Cnidocytes contain organelles called cnidea. There are several types of cnidea which include nematocysts, spirocysts, and ptychocysts. The most notable of these is the nematocysts. Nematocysts consist of a capsule containing a coiled thread and barbs known as stylets. Nematocysts, when discharged, deliver a stinging venom that serves to paralyze prey and enable the cnidarian to ingest its victim. Spirocysts are cnidea found in some corals and sea anemones that consist of sticky threads and help the animal capture prey and adhere to surfaces. Ptychocysts are found in members of a group of cnidarians known as the Ceriantaria. These organisms are bottom dwellers adapted to soft substrates into which they bury their base.

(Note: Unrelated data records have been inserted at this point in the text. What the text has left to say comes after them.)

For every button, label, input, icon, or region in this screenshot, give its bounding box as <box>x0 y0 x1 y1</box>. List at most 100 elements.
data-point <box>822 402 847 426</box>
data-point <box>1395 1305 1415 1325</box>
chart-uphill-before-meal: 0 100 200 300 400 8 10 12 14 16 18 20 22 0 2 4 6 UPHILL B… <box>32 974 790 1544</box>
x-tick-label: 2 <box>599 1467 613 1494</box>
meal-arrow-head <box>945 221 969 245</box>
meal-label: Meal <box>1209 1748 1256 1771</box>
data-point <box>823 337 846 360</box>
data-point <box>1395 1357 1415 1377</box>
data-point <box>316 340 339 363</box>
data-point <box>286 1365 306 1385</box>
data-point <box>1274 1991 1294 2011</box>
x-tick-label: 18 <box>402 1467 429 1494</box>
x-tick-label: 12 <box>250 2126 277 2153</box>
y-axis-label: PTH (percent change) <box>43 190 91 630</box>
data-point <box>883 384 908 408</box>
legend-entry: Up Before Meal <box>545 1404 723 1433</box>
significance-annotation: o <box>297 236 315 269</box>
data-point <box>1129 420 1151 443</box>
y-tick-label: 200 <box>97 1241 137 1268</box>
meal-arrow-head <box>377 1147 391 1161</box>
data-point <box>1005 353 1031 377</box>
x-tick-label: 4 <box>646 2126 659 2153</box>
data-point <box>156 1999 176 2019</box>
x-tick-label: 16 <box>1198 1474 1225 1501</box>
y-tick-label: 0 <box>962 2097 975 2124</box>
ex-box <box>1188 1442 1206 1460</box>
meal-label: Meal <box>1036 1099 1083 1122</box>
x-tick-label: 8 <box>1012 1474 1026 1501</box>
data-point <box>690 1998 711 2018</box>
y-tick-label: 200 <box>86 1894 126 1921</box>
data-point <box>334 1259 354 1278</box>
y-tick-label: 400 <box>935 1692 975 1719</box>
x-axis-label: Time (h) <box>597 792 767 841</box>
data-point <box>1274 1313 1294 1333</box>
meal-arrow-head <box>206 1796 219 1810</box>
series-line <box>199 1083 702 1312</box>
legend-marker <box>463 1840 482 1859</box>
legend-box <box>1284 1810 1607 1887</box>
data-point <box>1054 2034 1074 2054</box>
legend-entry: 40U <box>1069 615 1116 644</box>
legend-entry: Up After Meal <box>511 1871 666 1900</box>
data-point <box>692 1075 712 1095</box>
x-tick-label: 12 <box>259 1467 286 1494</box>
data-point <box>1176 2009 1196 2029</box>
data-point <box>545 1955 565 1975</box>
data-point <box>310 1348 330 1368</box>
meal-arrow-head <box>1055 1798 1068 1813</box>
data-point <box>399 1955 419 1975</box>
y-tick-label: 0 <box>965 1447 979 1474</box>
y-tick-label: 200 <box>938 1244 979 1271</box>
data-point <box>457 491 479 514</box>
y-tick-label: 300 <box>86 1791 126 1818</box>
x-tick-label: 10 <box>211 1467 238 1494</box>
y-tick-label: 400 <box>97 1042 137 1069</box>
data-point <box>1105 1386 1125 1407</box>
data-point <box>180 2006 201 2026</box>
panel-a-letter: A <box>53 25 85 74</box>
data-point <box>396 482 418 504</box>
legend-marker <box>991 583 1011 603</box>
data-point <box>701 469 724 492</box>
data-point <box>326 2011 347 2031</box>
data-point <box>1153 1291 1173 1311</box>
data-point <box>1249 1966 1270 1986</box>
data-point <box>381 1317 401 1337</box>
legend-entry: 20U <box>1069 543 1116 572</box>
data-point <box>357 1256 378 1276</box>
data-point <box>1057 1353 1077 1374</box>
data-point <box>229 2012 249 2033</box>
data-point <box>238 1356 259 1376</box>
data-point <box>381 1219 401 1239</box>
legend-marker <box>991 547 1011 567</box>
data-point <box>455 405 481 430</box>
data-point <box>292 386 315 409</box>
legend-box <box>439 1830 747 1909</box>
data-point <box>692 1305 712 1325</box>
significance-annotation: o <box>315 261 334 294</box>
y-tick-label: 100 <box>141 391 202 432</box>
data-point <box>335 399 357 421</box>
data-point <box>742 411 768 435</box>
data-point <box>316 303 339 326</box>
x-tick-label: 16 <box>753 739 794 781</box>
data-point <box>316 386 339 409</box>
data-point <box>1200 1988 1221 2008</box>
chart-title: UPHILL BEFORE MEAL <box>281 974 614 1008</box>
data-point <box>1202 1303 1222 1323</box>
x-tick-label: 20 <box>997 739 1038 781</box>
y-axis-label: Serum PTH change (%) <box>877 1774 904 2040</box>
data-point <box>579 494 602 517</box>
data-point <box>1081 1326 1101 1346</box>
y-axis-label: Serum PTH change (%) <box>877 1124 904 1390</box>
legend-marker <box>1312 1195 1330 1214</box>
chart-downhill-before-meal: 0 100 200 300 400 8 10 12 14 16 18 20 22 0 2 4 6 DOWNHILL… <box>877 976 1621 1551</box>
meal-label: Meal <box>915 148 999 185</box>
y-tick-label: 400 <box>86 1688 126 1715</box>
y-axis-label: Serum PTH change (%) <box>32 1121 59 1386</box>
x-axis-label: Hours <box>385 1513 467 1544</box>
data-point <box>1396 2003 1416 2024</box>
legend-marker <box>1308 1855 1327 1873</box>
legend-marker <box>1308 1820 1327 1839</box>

They eject ptychocysts into the substrate which help them establish a secure hold.
In hydras and jellyfish, the cnidocytes cells have a stiff bristle that projects out from the surface of the epidermis. This bristle is called a cnidocyl (it is not present in corals and sea anemones, which instead possess a similar structure called a ciliary cone). The cnidocyl serves as a trigger to release the nematocyst.